When customers have problems, they want their problems solved. The problems can be solved by robots, humans, friendly woodland creatures, or personified bottles of cough elixir; it doesn’t matter. They want the problem to be fixed, and fixed right this very second. To do that, you have to be social, and you have to engage your users.
But engagement isn’t always the goal of social media, especially not when you’re fighting from your heels. In some situations, engaging is the easy part — your fans will do it for you. This means that their expectations have changed. They now expect service. And they expect it now.
Solving problems is better.
The simple fact of the matter is that if you only talked to your customers when they had a problem, they’d be perfectly fine with that. Granted, that strategy wouldn’t win you any awards, and it wouldn’t improve your new business numbers very much (though it couldn’t hurt). But you wouldn’t lose any customers if that was your only strategy.
Amber Naslund likes to say that if all you did in social media was say “thank you” and “I’m sorry,” you’d be doing better than most businesses in the world. I’ll add to that. If you don’t say “thank you” and “I’m sorry,” you’re failing to meet the basic expectations of your audience.

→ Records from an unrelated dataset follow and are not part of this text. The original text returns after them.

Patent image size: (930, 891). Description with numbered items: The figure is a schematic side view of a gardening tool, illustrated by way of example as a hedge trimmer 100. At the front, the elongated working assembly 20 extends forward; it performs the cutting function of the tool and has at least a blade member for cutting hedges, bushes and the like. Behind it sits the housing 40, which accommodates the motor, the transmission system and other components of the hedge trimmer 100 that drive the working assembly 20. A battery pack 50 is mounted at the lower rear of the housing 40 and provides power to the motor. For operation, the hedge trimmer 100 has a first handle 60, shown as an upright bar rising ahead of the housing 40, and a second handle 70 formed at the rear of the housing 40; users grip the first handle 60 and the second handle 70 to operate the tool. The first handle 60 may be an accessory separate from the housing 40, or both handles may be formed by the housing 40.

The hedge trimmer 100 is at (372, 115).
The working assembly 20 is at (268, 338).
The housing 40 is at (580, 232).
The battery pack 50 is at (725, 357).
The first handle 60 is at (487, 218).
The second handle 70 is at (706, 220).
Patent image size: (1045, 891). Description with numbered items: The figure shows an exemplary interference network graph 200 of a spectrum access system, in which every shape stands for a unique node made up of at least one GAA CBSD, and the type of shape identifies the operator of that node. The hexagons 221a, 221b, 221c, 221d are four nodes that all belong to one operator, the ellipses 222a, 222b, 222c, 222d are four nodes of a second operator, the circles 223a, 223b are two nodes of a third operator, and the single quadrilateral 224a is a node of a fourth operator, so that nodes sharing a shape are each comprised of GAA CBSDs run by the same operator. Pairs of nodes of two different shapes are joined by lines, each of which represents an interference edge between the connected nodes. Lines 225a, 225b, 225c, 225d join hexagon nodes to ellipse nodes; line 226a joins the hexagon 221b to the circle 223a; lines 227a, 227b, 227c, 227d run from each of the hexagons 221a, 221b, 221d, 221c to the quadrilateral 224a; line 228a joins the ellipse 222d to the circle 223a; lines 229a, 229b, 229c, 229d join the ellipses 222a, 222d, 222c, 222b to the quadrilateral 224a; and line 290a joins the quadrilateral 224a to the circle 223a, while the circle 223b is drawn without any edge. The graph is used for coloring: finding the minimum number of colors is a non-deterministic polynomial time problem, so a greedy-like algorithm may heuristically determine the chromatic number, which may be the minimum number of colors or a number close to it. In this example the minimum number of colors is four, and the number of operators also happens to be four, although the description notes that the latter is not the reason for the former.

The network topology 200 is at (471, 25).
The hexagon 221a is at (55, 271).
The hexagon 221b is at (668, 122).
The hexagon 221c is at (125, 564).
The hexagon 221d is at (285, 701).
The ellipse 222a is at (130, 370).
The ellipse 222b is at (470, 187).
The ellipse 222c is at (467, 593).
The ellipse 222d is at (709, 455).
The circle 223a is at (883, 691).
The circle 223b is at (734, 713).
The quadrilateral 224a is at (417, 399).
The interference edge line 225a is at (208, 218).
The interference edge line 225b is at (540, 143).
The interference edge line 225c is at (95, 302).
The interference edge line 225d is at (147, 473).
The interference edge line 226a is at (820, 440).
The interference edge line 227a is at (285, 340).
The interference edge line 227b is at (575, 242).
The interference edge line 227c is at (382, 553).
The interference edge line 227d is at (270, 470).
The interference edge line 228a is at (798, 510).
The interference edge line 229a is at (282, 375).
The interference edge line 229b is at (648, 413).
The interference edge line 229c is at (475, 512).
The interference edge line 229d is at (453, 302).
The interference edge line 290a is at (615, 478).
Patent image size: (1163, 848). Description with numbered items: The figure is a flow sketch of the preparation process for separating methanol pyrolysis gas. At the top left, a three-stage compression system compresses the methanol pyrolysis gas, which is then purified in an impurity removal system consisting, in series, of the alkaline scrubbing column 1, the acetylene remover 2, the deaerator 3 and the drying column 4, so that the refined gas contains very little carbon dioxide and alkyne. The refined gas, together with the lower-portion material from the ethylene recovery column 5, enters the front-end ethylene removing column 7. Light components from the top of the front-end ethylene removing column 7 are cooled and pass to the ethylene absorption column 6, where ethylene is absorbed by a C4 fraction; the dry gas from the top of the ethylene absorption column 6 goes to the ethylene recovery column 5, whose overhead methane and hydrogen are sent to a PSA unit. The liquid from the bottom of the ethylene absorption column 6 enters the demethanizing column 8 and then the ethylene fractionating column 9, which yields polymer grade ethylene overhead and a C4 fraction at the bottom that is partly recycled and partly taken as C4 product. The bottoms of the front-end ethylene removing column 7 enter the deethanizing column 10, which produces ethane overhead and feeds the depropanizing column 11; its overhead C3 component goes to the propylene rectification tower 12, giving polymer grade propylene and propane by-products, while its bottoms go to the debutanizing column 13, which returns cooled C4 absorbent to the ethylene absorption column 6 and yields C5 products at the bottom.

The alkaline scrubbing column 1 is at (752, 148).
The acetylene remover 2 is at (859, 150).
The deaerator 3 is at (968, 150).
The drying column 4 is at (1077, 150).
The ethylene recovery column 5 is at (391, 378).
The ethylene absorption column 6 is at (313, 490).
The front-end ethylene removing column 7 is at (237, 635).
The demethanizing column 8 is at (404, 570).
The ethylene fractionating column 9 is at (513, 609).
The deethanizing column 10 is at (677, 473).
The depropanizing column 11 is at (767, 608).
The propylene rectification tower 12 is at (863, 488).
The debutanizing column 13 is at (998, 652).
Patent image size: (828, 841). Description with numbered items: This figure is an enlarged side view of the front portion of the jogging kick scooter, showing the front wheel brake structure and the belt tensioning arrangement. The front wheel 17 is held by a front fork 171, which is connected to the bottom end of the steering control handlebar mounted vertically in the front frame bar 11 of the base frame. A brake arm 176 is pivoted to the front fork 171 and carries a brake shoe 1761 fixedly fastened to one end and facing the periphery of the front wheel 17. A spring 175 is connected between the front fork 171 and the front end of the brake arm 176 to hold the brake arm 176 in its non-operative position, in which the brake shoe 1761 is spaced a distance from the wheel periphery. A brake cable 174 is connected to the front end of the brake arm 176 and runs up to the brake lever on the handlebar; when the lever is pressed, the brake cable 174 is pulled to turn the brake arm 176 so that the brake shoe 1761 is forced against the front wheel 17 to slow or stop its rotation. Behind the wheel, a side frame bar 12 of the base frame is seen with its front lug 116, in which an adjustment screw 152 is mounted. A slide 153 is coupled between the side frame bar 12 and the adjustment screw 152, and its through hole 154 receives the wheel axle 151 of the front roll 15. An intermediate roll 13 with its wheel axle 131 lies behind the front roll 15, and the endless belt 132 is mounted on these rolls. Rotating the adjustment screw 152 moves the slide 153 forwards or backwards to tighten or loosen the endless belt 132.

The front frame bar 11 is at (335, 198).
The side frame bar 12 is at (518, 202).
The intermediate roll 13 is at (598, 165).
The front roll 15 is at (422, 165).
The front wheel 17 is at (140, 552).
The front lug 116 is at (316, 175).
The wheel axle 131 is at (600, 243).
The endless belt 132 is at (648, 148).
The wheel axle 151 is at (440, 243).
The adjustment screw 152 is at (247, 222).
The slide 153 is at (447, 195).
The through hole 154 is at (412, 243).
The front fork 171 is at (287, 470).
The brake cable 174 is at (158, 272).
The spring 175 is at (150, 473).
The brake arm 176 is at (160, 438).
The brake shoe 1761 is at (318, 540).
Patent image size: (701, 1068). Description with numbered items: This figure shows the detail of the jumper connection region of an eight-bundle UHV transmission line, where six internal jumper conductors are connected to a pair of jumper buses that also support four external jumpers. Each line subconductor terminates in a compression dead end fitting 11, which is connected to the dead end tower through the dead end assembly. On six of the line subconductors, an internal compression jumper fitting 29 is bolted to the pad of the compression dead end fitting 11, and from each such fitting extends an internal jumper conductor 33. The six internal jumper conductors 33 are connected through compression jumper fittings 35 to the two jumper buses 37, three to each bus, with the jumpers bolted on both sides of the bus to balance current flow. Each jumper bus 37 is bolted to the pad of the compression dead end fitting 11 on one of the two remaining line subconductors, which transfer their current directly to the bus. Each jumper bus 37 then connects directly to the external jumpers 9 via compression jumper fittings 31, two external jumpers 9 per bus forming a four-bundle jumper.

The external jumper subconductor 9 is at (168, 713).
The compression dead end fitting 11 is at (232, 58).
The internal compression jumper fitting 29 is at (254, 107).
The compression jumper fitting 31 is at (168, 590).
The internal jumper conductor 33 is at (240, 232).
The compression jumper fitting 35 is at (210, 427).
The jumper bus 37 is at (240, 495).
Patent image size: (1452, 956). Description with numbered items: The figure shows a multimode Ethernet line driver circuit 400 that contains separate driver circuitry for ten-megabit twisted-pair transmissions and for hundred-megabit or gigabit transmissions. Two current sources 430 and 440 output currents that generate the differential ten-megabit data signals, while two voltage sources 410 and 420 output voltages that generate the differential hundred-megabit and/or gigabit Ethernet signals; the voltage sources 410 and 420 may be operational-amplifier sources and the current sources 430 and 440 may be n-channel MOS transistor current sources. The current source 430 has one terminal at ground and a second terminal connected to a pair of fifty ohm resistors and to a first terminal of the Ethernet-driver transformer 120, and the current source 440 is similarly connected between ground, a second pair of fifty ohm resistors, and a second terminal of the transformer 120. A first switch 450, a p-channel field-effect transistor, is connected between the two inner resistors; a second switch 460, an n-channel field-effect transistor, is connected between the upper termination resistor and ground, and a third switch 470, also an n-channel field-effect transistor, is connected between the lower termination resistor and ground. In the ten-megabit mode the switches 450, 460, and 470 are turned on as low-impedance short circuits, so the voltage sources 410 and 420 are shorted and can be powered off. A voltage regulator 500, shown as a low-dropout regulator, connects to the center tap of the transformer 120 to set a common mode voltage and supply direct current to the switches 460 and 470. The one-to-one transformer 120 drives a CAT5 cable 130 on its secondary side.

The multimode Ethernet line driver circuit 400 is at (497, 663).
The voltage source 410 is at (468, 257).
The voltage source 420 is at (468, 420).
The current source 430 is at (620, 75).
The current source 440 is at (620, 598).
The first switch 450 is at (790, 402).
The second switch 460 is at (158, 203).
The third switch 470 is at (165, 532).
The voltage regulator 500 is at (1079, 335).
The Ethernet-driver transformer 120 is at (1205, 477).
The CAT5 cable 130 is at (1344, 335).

And if you do, you’re only meeting half of their expectations — the other half being that if they come to you with a problem, you will solve it.
A sensible solution:
If you’re starting out in social media, or if you’re new to a piece of business, or if you’re rethinking your social strategy, here’s what I want you to do. It’s a very simple two-step process that should be as intuitive as Amber’s maxim, but often is not. Here it is.
First, figure out how to solve problems.
Then, figure out how to be social about it.
I could cite a bunch of people here — @ComcastCares, @Twelpforce, Vicks, and so on — but I won’t bother. If you’re in the business, you know about all of these already. The point is this: being social is not the same as fixing problems. And you have to figure out how to do the former before you figure out the latter — because the latter doesn’t cut it all the way, and the former does.
P.S., to all my blogger friends, yes, I suppose this is the obligatory “silver bullet” post. But I hope I’ve spun it enough to be at least moderately interesting. And if not, well, as Carol Bartz once said, “Fuck you.”